I'm just the opposite. J-horror bores the hell out of me. I know there is no such thing as ghosts or an afterlife, so why would be scared of a depiction of one?
However, having lived in 3rd World Southeast Asia for more than a few years, I can wholly believe that a private club exists where bored rich folks pay to torture people to death.
Life is cheap.
I know there is no such thing as ghosts as well, but I don't let that stop me from being scared of the idea of them.
Movies like this always remind me of the Richard Pryor joke where he asks, Why can't you make a haunted house movie staring black people? His answer was that, because only white people are stupid enough to want to stay in a haunted house.
That was Eddie Murphy.
"I'm moving out of my house, I was watching movies like Poltergeist and Amityville Horror. Why don't the people just get the hell out of the house? ... You can't make a horror movie with black people in it 'cuz the movie'd stop, you'd see niggers runnin' down the street, the movie's over! ... That's the movie. You can't have a movie like that. See, white people, you all sit on the toilet, see blood in the toilet, and you all go get Ajax. ... Brothers won't sit on the toilet. ... Movie be just like this: [brother's voice] "Wow, baby, this is beautiful. We got chandelier hangin' up here, kids outside playin', it's a beautiful neighborhood, I really love - this is beaut--" [demonic whisper] "Get out!" [brother's voice] "Too bad we can't stay." [instantly spins, starts walking upstage]"
You are correct, Sir, my bad.
it's remarkable that the films haven't collapsed into witless repetition.
The first one sure did.
Man that movie sucked.
While it wasn't good, I didn't think it was bad, either. Decent genre fare.
frighting story..
imo, really good horror movies are the hardest to make. i can count on two hands the really good ones. it seems compared to actioners, comedies, etc. it's just a lot harder.
i like paranormal activity 1 and 2, and the 3rd one sounds good.

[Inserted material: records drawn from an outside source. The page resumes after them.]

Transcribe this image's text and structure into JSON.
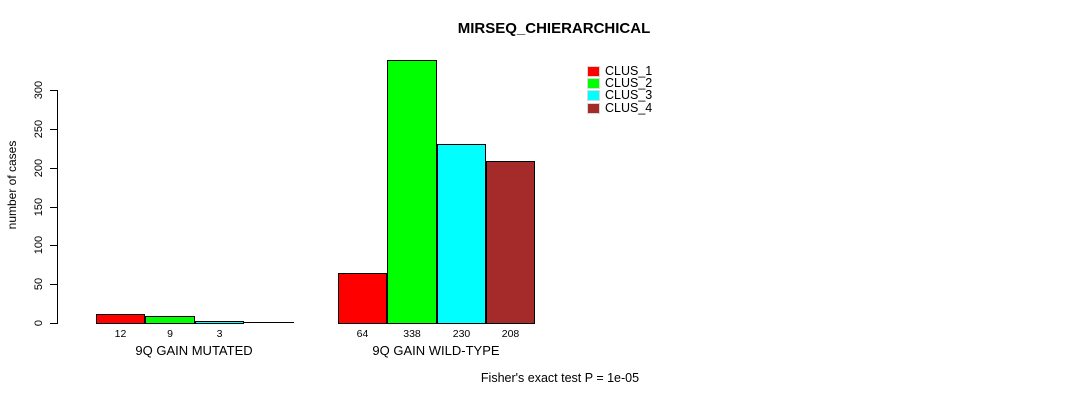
{
  "title": "MIRSEQ_CHIERARCHICAL",
  "footer": "Fisher's exact test P = 1e-05",
  "chart_data": {
    "type": "bar",
    "title": "MIRSEQ_CHIERARCHICAL",
    "xlabel": "",
    "ylabel": "number of cases",
    "categories": [
      "9Q GAIN MUTATED",
      "9Q GAIN WILD-TYPE"
    ],
    "series": [
      {
        "name": "CLUS_1",
        "color": "#FF0000",
        "values": [
          12,
          64
        ]
      },
      {
        "name": "CLUS_2",
        "color": "#00FF00",
        "values": [
          9,
          338
        ]
      },
      {
        "name": "CLUS_3",
        "color": "#00FFFF",
        "values": [
          3,
          230
        ]
      },
      {
        "name": "CLUS_4",
        "color": "#A52A2A",
        "values": [
          0,
          208
        ]
      }
    ],
    "bar_value_labels": [
      [
        "12",
        "9",
        "3",
        ""
      ],
      [
        "64",
        "338",
        "230",
        "208"
      ]
    ],
    "y_ticks": [
      0,
      50,
      100,
      150,
      200,
      250,
      300
    ],
    "ylim": [
      0,
      340
    ],
    "grid": false,
    "legend_position": "top-right",
    "annotation": "Fisher's exact test P = 1e-05"
  },
  "legend": {
    "items": [
      {
        "label": "CLUS_1",
        "color": "#FF0000"
      },
      {
        "label": "CLUS_2",
        "color": "#00FF00"
      },
      {
        "label": "CLUS_3",
        "color": "#00FFFF"
      },
      {
        "label": "CLUS_4",
        "color": "#A52A2A"
      }
    ]
  }
}
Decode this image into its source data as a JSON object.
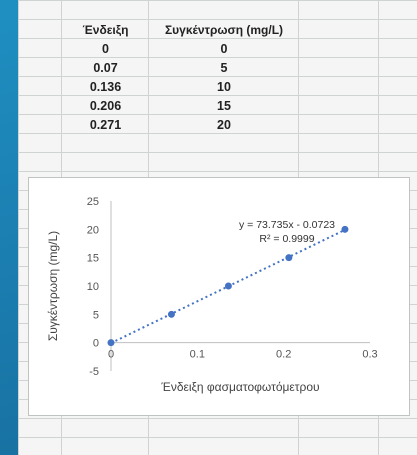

i wouldn't call them great , but they were good imnsho
trouble
Not to be a blog-whore -
The list of my fav horror movies
http://ofghostsandgunpowder.bl.....ovies.html
and my fav Hammer movies (not including Amicus).
http://ofghostsandgunpowder.bl.....films.html
Read my review: http://filmsponge.com/review-p.....-the-charm
I liked PA3, but it would have been more frightening if I hadn't seen the first one.
My only complaint was the "Last Exorcism" style ending, though it wasn't so bad as to ruin the entire movie (like Last Exorcism).